APO

mercredi 6 mai 2026

Kinshasa : la Police judiciaire rappelée à l’ordre sur la discipline et ses missions

Le commissaire général adjoint en charge de la Police judiciaire, le commissaire divisionnaire Bertin Balekupayi, a tenu une parade le lundi 4 mai 2026 au siège de la coordination nationale à Kinshasa. M'objectif était de rappeler aux cadres et agents les principes fondamentaux encadrant leurs missions, notamment la discipline, la hiérarchie et le rôle exact de la Police judiciaire.

Une hiérarchie stricte et des missions verticales

Au cours de cette rencontre, Bertin Balekupayi a relayé les instructions du commissaire général de la Police nationale congolaise (PNC), le commissaire divisionnaire principal Benjamin Alonga Boni. Il a insisté sur le respect strict de la discipline et des lois régissant le fonctionnement du service.

Selon lui, les missions au sein de la Police judiciaire sont « verticales », ce qui implique que toute revendication ou préoccupation doit suivre la voie hiérarchique normale. Il a mis en garde contre toute forme d’indiscipline susceptible de compromettre le bon fonctionnement de la coordination.

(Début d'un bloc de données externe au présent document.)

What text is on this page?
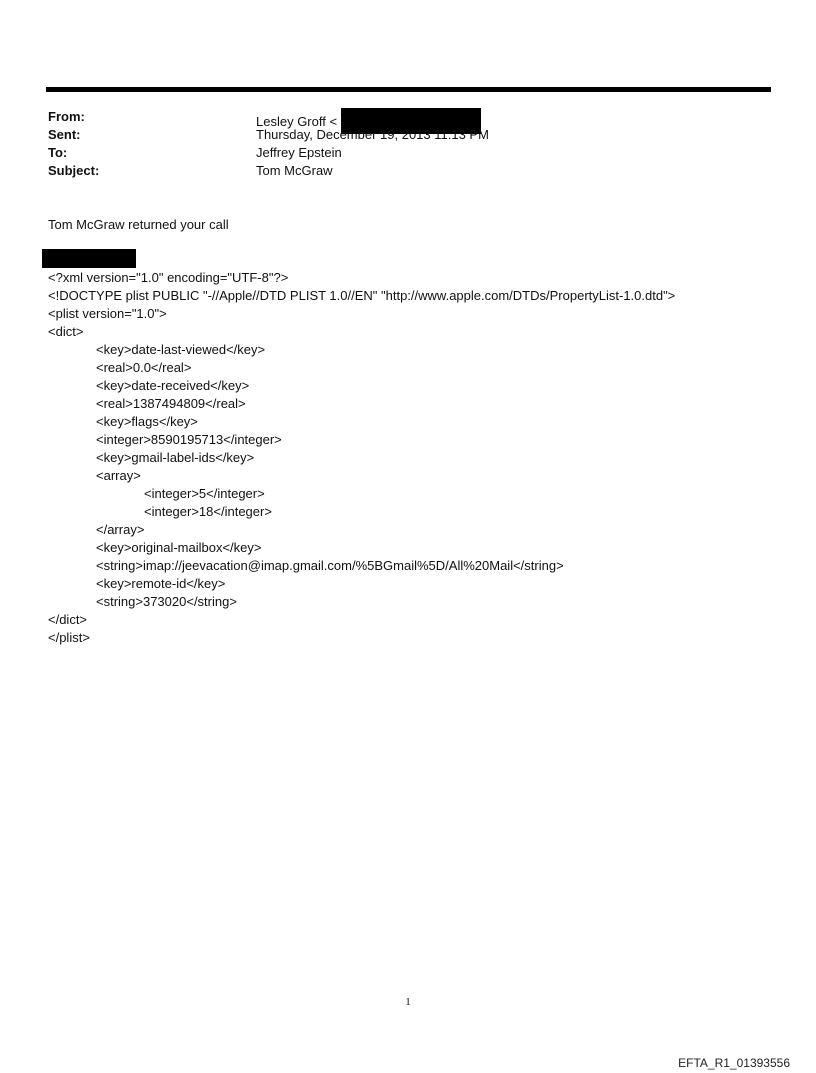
From:	Lesley Groff <
Sent:	Thursday, December 19, 2013 11:13 PM
To:	Jeffrey Epstein
Subject:	Tom McGraw
Tom McGraw returned your call
<?xml version="1.0" encoding="UTF-8"?>
<!DOCTYPE plist PUBLIC "-//Apple//DTD PLIST 1.0//EN" "http://www.apple.com/DTDs/PropertyList-1.0.dtd">
<plist version="1.0">
<dict>
<key>date-last-viewed</key>
<real>0.0</real>
<key>date-received</key>
<real>1387494809</real>
<key>flags</key>
<integer>8590195713</integer>
<key>gmail-label-ids</key>
<array>
<integer>5</integer>
<integer>18</integer>
</array>
<key>original-mailbox</key>
<string>imap://jeevacation@imap.gmail.com/%5BGmail%5D/All%20Mail</string>
<key>remote-id</key>
<string>373020</string>
</dict>
</plist>
1
EFTA_R1_01393556
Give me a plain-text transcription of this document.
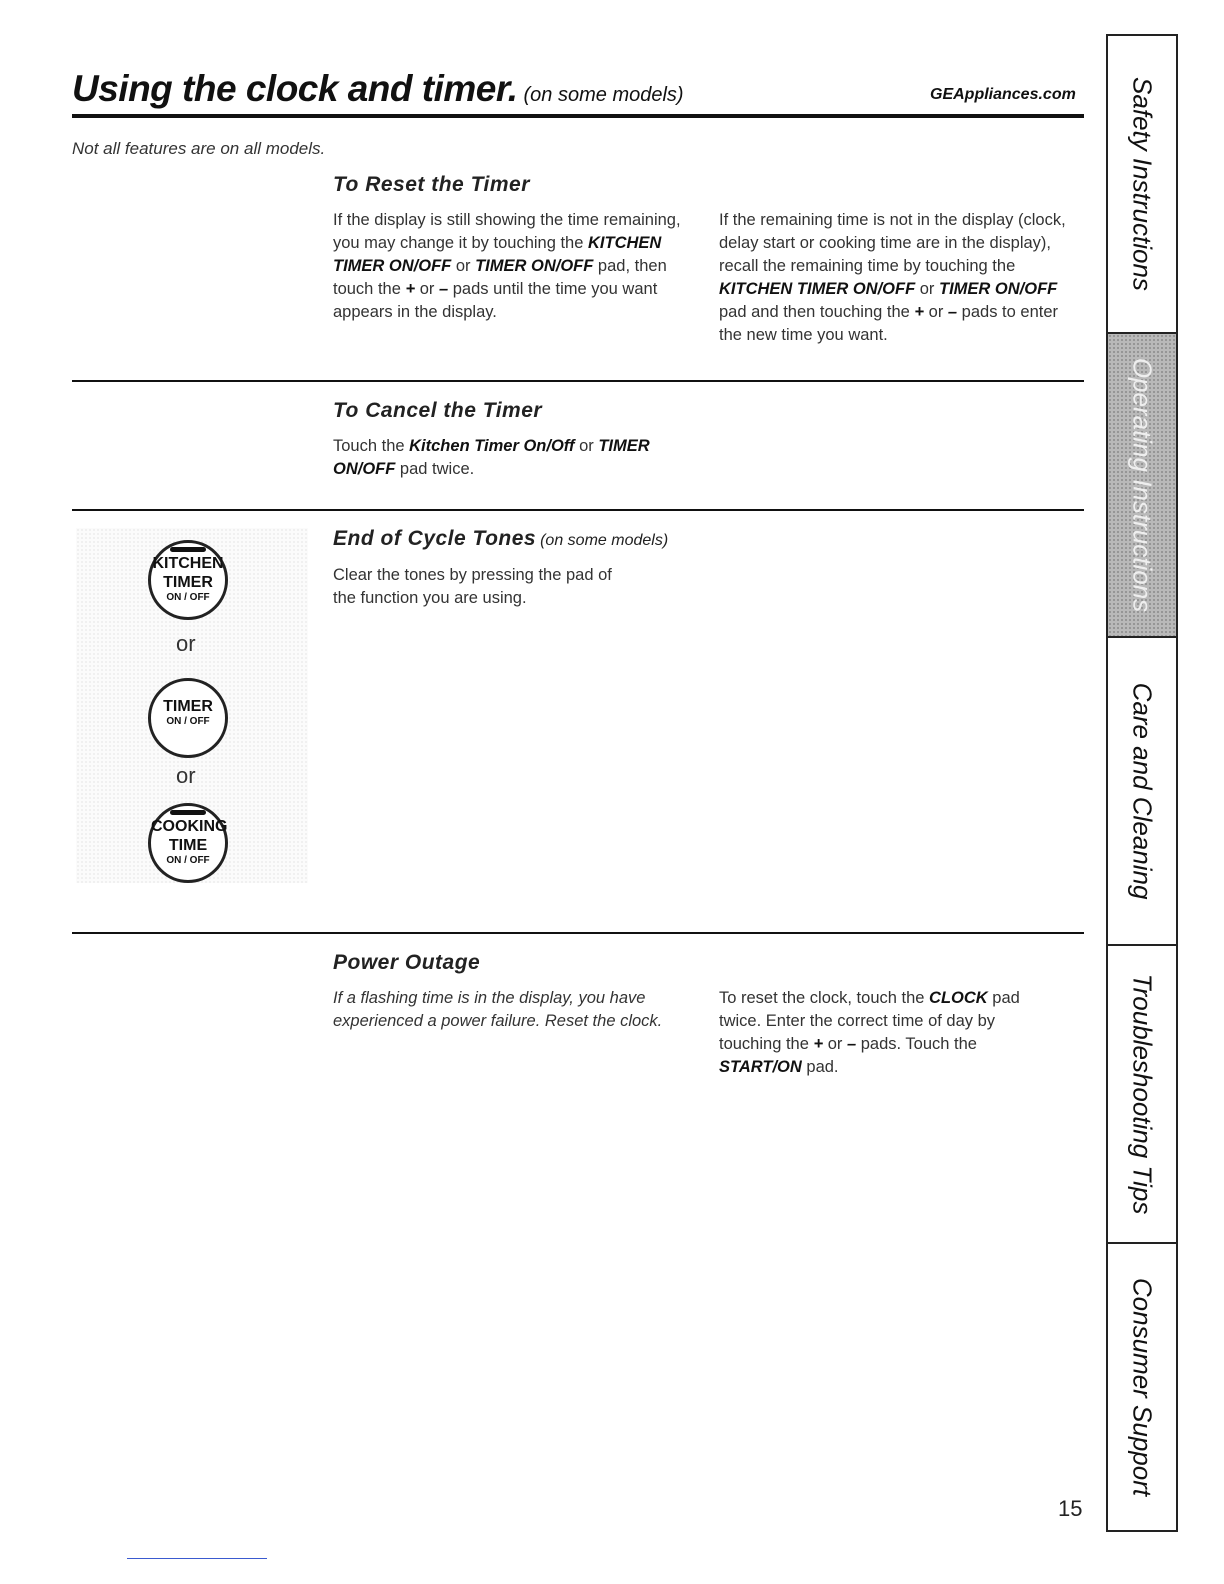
Using the clock and timer. (on some models)	GEAppliances.com
Not all features are on all models.
To Reset the Timer
If the display is still showing the time remaining, you may change it by touching the KITCHEN TIMER ON/OFF or TIMER ON/OFF pad, then touch the + or – pads until the time you want appears in the display.
If the remaining time is not in the display (clock, delay start or cooking time are in the display), recall the remaining time by touching the KITCHEN TIMER ON/OFF or TIMER ON/OFF pad and then touching the + or – pads to enter the new time you want.
To Cancel the Timer
Touch the Kitchen Timer On/Off or TIMER ON/OFF pad twice.
End of Cycle Tones (on some models)
Clear the tones by pressing the pad of the function you are using.
KITCHEN
TIMER
ON / OFF
or
TIMER
ON / OFF
or
COOKING
TIME
ON / OFF
Power Outage
If a flashing time is in the display, you have experienced a power failure. Reset the clock.
To reset the clock, touch the CLOCK pad twice. Enter the correct time of day by touching the + or – pads. Touch the START/ON pad.
Safety Instructions
Operating Instructions
Care and Cleaning
Troubleshooting Tips
Consumer Support
15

Encadrement des OPJ : mettre fin à la divagation

Le commissaire général adjoint a déploré la « divagation » de certains officiers de police judiciaire (OPJ) à travers la ville de Kinshasa. Il a rappelé que chaque responsable est tenu de savoir où se trouvent ses éléments et quelles missions leur sont assignées. « Les tâches doivent être clairement réparties avant toute descente sur le terrain afin de garantir la maîtrise des effectifs et de répondre efficacement aux autorités en cas de besoin ».

Il a également dénoncé des pratiques abusives de certains agents opérant dans des zones reculées, notamment l’interpellation d’opérateurs économiques étrangers suivie d’exigences financières illégales. Certains cas de séquestration visant à extorquer de l’argent ont été évoqués. Un message a été adressé au commissaire provincial de la police de Kinshasa, le commissaire divisionnaire Israël Kantu, afin que ces instructions soient relayées dans tous les postes et commissariats pour mettre fin à ces dérives.

Renforcement des capacités des OPJ

Sur le plan technique, Bertin Balekupayi a annoncé un programme de remise à niveau de 40 officiers de police judiciaire, en collaboration avec des partenaires tels que le PNUD et EUPOL. Il a également insisté sur la nécessité de renforcer la collaboration entre les différents services spécialisés, notamment le Bureau central national (BCN) Interpol, la Police technique et scientifique, ainsi que les cours et tribunaux de Kinshasa. Les OPJ traitant des dossiers de criminalité transnationale sont appelés à passer par le BCN Interpol, interlocuteur des polices étrangères.

Par ailleurs, les services techniques doivent être sollicités pour appuyer les enquêtes, notamment à travers l’exploitation des nouvelles technologies, y compris la géolocalisation dans les affaires de crimes, vols ou assassinats.

Clarification sur le statut des OPJ

Le commissaire général adjoint a également levé l’équivoque autour des officiers de police judiciaire issus d’autres services de l’État. Il a rappelé que certains ministères et d'autres structures de l'État disposent de leurs propres OPJ, nommés par arrêté du ministre de la Justice, puis habilités après prestation de serment devant le procureur général. Cependant, ces derniers ont une compétence territoriale limitée, contrairement à ceux relevant de la Police nationale congolaise.

S’appuyant sur la loi organique du 11 août 2011, notamment en son article 86, alinéa 2, il a précisé que seuls le BCN Interpol et la police judiciaire des parquets sont regroupés au sein de la PNC. « Il n’existe pas d’autre service de Police judiciaire en dehors de ce cadre légal ». Il a enfin rappelé qu’une loi organique ne peut être abrogée par un simple texte réglementaire, invitant ainsi les OPJ à dissiper toute confusion sur leur statut et leurs prérogatives.